Perry Rhodan Band 3368 „Zwischen fremden Sternen“ von Leo Lukas

Mir ist danach, wieder ein bisschen bei der -Erstauflage mitzulesen.1 Mit Blick auf die anstehenden Veröffentlichungen hatte ich Band 3369 für einen guten Wiedereinstieg gehalten – das beste Fandom der Welt riet mir jedoch, es schon mit dem Heft davor zu versuchen. Und wie immer hatten die Raketenheftbekloppten recht.

Was bisher geschah: Mausbiber gesucht

Seit meiner letzten PR-Lektüre sind ziemlich genau zehn Wochen und somit Hefte vergangen.2 Als ich die Handlung verlassen hatte, ging es gerade darum in der Milchstraße fieser Von-Neumann-Maschinen Herr zu werden und denjenigen in die Finger zu kriegen, der sie entfesselt hat. Währenddessen suchte Reginald Bull in intergalaktischen Weiten nach einem seiner besten Freunde, dem verschollenen Mausbiber Gucky.
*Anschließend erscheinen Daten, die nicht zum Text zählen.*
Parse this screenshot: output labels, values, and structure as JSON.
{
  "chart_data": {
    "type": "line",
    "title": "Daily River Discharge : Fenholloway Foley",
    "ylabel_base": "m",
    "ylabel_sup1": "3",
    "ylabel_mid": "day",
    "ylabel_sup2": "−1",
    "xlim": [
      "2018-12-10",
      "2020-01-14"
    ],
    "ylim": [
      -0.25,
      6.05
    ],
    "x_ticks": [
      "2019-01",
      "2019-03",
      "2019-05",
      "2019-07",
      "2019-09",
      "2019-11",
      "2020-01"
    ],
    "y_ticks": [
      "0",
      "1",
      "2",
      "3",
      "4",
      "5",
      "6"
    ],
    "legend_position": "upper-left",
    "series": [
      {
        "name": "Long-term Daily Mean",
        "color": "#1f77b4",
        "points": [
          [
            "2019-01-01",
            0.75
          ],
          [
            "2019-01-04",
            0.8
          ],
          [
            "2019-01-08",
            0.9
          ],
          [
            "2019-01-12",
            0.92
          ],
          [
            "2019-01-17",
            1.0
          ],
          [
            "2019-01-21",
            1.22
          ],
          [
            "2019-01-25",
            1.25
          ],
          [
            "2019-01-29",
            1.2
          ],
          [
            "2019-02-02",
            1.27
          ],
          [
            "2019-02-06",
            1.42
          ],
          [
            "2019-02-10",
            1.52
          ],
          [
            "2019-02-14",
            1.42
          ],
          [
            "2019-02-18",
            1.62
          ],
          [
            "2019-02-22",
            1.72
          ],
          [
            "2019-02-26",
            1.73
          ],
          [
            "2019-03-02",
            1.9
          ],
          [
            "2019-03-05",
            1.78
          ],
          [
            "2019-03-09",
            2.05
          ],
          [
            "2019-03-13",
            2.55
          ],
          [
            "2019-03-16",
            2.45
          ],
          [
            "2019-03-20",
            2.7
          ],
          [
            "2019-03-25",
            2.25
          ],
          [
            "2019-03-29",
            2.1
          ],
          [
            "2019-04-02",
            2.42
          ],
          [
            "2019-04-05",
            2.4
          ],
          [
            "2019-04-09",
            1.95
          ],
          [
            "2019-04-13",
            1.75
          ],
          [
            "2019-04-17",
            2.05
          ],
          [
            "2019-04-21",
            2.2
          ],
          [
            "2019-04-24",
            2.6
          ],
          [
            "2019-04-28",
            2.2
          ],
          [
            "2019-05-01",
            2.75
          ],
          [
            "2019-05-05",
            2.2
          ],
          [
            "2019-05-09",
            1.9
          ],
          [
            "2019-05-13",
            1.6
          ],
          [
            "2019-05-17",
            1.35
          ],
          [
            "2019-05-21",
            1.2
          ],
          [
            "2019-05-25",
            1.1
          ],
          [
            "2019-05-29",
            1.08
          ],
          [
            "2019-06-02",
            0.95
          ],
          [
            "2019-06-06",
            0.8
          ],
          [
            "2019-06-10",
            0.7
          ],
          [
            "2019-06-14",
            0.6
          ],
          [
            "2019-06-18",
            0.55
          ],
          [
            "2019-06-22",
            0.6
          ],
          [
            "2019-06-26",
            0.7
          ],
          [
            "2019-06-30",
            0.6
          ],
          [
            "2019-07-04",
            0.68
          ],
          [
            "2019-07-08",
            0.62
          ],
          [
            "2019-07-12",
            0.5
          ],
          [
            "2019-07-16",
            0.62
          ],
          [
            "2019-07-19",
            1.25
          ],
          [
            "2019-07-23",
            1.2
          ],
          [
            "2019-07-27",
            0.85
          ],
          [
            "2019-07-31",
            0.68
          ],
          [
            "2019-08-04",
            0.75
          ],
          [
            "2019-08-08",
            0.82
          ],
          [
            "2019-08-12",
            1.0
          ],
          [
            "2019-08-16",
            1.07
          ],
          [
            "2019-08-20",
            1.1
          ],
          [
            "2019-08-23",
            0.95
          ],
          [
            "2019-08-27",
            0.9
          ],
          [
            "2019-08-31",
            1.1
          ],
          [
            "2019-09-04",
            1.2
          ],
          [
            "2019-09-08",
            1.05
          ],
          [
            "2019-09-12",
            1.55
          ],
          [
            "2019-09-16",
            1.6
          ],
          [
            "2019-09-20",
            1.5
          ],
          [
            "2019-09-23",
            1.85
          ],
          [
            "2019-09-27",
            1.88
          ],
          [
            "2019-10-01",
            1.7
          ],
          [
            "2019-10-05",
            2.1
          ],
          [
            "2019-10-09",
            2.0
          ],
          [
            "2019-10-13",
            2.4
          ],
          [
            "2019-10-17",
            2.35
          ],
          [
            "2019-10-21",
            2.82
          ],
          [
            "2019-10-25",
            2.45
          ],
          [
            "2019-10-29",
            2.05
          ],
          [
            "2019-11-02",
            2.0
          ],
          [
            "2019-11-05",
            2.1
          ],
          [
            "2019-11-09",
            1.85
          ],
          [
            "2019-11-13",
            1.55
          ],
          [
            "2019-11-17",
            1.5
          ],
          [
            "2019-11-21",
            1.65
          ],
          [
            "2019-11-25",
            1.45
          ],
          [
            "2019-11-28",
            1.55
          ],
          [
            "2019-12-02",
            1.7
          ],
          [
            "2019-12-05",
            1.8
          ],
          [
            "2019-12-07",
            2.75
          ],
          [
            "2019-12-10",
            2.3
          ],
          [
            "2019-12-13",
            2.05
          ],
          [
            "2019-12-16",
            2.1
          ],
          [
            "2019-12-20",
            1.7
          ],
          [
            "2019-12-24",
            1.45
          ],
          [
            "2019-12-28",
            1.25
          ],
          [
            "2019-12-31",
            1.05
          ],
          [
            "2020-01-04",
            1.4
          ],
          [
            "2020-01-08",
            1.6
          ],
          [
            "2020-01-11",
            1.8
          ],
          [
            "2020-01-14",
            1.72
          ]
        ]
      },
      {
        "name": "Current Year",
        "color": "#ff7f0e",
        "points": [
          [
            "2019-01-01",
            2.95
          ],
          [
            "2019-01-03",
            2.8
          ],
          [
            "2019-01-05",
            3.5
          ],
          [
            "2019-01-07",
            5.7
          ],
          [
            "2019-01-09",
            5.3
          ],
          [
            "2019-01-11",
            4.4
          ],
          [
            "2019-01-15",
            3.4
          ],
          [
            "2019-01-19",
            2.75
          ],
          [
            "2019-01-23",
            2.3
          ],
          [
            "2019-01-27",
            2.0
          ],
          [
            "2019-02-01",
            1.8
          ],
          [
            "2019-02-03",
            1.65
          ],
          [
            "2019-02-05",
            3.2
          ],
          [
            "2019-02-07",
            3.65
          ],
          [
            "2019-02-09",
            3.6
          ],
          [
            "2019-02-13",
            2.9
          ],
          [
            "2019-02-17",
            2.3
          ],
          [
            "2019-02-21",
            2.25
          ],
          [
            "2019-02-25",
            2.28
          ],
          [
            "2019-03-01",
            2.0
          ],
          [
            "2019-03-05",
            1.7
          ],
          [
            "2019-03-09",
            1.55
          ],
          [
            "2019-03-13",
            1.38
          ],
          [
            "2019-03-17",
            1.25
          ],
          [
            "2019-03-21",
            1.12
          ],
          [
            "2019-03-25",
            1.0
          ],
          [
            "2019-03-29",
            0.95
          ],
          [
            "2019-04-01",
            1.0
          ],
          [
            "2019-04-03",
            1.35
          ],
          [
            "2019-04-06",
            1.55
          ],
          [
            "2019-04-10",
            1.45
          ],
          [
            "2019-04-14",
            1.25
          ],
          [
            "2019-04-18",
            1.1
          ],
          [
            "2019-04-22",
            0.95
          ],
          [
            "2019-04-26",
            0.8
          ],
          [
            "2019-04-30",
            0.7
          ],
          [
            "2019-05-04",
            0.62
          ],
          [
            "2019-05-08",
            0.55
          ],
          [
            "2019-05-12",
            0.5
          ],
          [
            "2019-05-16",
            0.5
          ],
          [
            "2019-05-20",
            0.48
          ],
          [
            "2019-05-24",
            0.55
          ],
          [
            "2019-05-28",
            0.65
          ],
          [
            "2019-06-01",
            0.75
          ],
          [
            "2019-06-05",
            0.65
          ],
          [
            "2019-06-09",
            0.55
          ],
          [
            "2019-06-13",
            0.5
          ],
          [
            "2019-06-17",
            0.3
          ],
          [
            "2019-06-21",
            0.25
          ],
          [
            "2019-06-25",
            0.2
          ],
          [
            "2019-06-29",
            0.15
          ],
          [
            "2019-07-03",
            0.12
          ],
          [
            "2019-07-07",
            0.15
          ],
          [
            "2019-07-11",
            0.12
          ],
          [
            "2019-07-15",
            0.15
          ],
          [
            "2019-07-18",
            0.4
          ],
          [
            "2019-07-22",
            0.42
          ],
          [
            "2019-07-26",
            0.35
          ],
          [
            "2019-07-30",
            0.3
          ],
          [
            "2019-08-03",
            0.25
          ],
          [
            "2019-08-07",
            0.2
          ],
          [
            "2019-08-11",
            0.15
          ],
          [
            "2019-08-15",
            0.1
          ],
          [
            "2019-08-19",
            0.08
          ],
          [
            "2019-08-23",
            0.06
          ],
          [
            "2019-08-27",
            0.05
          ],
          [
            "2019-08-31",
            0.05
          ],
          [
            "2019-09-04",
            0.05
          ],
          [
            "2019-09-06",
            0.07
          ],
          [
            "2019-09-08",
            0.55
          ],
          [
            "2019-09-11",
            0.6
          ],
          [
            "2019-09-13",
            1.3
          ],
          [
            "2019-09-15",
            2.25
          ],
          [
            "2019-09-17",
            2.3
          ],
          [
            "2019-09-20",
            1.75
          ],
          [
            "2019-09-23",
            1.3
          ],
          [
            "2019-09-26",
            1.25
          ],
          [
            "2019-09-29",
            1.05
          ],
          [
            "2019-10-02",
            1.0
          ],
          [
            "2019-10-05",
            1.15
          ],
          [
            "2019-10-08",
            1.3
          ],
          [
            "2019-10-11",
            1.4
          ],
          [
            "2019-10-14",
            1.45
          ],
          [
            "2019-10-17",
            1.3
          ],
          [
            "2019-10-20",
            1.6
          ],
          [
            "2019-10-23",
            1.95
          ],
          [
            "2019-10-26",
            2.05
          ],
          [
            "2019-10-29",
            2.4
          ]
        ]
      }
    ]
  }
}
Allein deswegen hat sich Band 3368 als perfekter Wiedereinstieg erwiesen, da in diesem Heft … Na! An dieser Stelle besser erst einmal eine

WARNUNG VOR DEM SPOILER

Zusammenfassung: Familienidyll vs. Rebellenromantik

In zwei Handlungsebenen wird zum einen erzählt, wie Reginald Bull und die sogenannte Legende3 in einem Risikoeinsatz dem verschollenen Sternwürfel mit Gucky darin auf die Spur kommen wollen. Zum anderen erfahren wir, wie es dem Mausbiber dort all die Jahre ergangen ist – und wie ihm schließlich doch Flucht und Heimreise gelingen.

Und zwar lebt Gucky in dieser Zeit zunächst versteckt mit seiner kleinen angenommenen Familie im Sternwürfel, da er dort als Staatsfeind Nummer eins gesucht wird. Trotz der Bedrohung sind diese Jahre recht idyllisch, er kann mit der Artgenossin und ihrem Nachwuchs ein beschauliches Leben führen. Erst als eine örtliche Widerstandszelle Kontakt zu ihm aufnimmt, greift er wieder ins Geschehen ein. Im Zuge der darauffolgenden Agententätigkeit gelingt ihm schließlich die Flucht aus dem Sternwürfel – und seine süße kleine Familie kommt mit ihm.

Diesen Handlungsstrang spricht Gucky selbst als Bericht auf einen Datenträger, den er just dort hinterlässt, wo Bully und die Legende ihn später am Ende ihres Einsatzes finden. Ende gut, alles gut.

Fazit: Zurück im Spiel

Kurz gesagt: Der Band hat mir richtig gut gefallen. Lukas‘ Humor und Flapsigkeit sind genau richtig dosiert, Gucky kommt souverän und kompetent rüber und ist trotzdem angemessen lustig. Gleiches gilt für das Duo Bully und Legende, die sich in munteren Dialogen die Bälle zuspielen – und doch ihren Einsatz mit Ernst und Professionalität durchziehen.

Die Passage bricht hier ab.